Letture da Stromboli. Il pane e le rose e l’assalto ai vecchi

Sono le sei del mattino e Stromboli è il paradiso terrestre. L’aria è ancora profumata di lava, il sole sta tirando la sua striscia d’oro sul mare da dietro il grande scoglio di Strombolicchio. Sulla spiaggia di Piscità ci sono tre persone. E’ l’ora perfetta per il vecchio frak di Modugno (ai più giovani: chi non l’ha mai sentita se la procuri, è una delle più grandi poesie in musica). Ieri sera è arrivata Lidia. Già, perché la vigliacca mi ha invitato, o meglio, ha salutato con gioia il mio autoinvito, e poi è andata a fare la giuria al festival del cinema di Pesaro, lasciandomi qui accudito come uno sceicco per il primo giorno. Ne ho approfittato per spulciare nella sua libreria. E’ una delle cose più utili, guardare le librerie delle persone per sapere chi sono davvero. Con lei non ne avevo poi troppo bisogno. Ma mi ha colpito la collezione di una rivistina, "Il pane e le rose", che si faceva negli anni settanta. Taglio sul "privato è pubblico", prodromo del femminismo, critica feroce dei vizi della politica post-sessantottina, un elogio neutrale del "fumo". Mi ha fatto tenerezza ritrovare i riferimenti alle "masse" condite in tutte le salse (nonostante l’occhio critico), e anche l’attenzione a salvare l’unità dei "rivoluzionari". Certo, è tutto molto datato. Tranne un fondo, di una certa delicatezza perfino, in difesa della masturbazione adolescenziale. Che mi ha impressionato. Perché oggi, è vero, abbiamo fior di adolescenti ripresi al videotelefonino a fare ben altro. Ma la predicazione del senso di colpa verso gli atti più innocenti è qualcosa che va oltre. Esiste, voglio dire, un meccanismo di formazione della colpa che viene agito verso i più deboli e più sprovveduti e che è assai più generale. In quel fondo, scritto da una ragazza dei tempi, il meccanismo è spiegato e descritto benissimo. Quando le ho chiesto qualche particolare sulla redazione, Lidia ha ammesso che "Il pane e le rose" (che diede il nome alla collana del suo "Porci con le ali") se lo scriveva praticamene da sola. E’ così che nascono i "movimenti" (politici o di opinione).

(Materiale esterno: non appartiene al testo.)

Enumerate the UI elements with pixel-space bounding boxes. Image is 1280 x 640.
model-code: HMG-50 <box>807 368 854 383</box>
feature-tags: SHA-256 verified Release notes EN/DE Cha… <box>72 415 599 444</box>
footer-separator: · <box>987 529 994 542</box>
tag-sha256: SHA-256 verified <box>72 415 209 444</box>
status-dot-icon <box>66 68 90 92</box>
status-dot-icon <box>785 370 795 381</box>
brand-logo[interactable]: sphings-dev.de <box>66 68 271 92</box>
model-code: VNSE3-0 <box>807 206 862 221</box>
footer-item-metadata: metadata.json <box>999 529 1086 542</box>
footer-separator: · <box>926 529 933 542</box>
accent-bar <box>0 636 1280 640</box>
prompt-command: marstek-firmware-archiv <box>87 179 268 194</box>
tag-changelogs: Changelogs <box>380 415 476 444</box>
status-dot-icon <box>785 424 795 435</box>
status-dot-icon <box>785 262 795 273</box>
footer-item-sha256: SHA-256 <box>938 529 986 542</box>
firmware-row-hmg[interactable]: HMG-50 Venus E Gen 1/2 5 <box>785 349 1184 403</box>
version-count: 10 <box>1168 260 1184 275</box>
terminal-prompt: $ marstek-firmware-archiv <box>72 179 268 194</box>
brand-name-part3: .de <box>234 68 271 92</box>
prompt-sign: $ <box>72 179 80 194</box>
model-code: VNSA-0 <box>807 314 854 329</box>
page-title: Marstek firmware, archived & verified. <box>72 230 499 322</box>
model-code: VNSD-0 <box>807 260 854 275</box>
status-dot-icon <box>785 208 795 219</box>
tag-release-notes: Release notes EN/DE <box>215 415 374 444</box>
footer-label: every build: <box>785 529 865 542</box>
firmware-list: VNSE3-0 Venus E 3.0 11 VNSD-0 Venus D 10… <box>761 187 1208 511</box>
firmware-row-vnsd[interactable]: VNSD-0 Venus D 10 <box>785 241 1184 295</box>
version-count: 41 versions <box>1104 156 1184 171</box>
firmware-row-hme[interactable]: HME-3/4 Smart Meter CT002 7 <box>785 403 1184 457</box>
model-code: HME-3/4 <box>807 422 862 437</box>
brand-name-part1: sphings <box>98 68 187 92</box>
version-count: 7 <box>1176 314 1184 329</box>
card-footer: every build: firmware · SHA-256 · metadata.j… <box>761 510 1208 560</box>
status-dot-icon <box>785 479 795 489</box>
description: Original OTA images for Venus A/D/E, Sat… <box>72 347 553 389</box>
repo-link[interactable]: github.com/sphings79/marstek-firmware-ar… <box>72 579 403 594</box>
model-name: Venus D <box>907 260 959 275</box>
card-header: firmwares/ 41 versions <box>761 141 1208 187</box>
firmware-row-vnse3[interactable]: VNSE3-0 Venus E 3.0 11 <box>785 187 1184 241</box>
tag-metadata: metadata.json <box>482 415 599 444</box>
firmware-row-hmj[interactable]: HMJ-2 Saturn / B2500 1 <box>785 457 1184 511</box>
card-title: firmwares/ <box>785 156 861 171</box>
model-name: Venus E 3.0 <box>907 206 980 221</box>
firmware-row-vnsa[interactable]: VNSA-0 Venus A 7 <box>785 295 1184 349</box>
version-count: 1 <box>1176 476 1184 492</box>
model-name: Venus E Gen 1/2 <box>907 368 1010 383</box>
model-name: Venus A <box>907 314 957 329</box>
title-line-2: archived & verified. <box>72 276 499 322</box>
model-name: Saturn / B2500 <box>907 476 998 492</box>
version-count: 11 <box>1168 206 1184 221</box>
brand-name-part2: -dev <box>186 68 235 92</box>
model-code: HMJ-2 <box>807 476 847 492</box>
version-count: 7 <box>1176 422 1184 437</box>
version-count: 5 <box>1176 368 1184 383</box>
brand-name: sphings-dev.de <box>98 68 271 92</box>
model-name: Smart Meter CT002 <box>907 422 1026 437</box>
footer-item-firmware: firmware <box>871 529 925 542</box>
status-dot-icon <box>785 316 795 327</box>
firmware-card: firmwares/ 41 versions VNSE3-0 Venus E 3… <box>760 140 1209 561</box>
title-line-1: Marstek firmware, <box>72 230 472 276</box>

Mentre scrivo, la spiaggia di Piscità è rimasta deserta, si vede che erano turisti rimasti dietro qualche barca a dormire. Il mare sembra molto più pulito di ieri, il che vuol dire che Stromboli si riprende il suo posto in graduatoria davanti a Bellaria; e intanto vi aggiungo la notizia che tra gli scogli neri sono spuntati quest’anno dei bellissimi ciuffi di erba e fiori (gialli, ciclamino), che danno un fascino nuovo ai piccoli strapiombi. Che la domenica sia con voi. Visto lo sciopero dei giornalisti, cercherò di leggere i giornali di ieri, che ho trascurato. Intanto vi confesso che questa retorica contro i vecchi (in politica e non) inizia a sapermi di muffa. Un conto è volersi liberare dei vecchi marpioni, di chi ci mette sempre la zampa con metodi che nulla hanno a che fare con i meriti conquistati sul campo. Un conto, invece, è pensare che un paese non abbia bisogno anche dei Pertini e dei Bobbio. Ricordo che quando proposi a una riunione della Margherita di candidare Virginio Rognoni al Csm, la prima reazione di chi voleva andare al suo posto fu la battuta "largo ai giovani". Poi Rognoni si dimostrò il migliore vicepresidente possibile nell’era di Berlusconi. O no? Il guaio è che, anche simbolicamente, l’eliminazione dei vecchi ricorda delle culture che mettono i brividi solo a pensarci. Dall’antichità al novecento.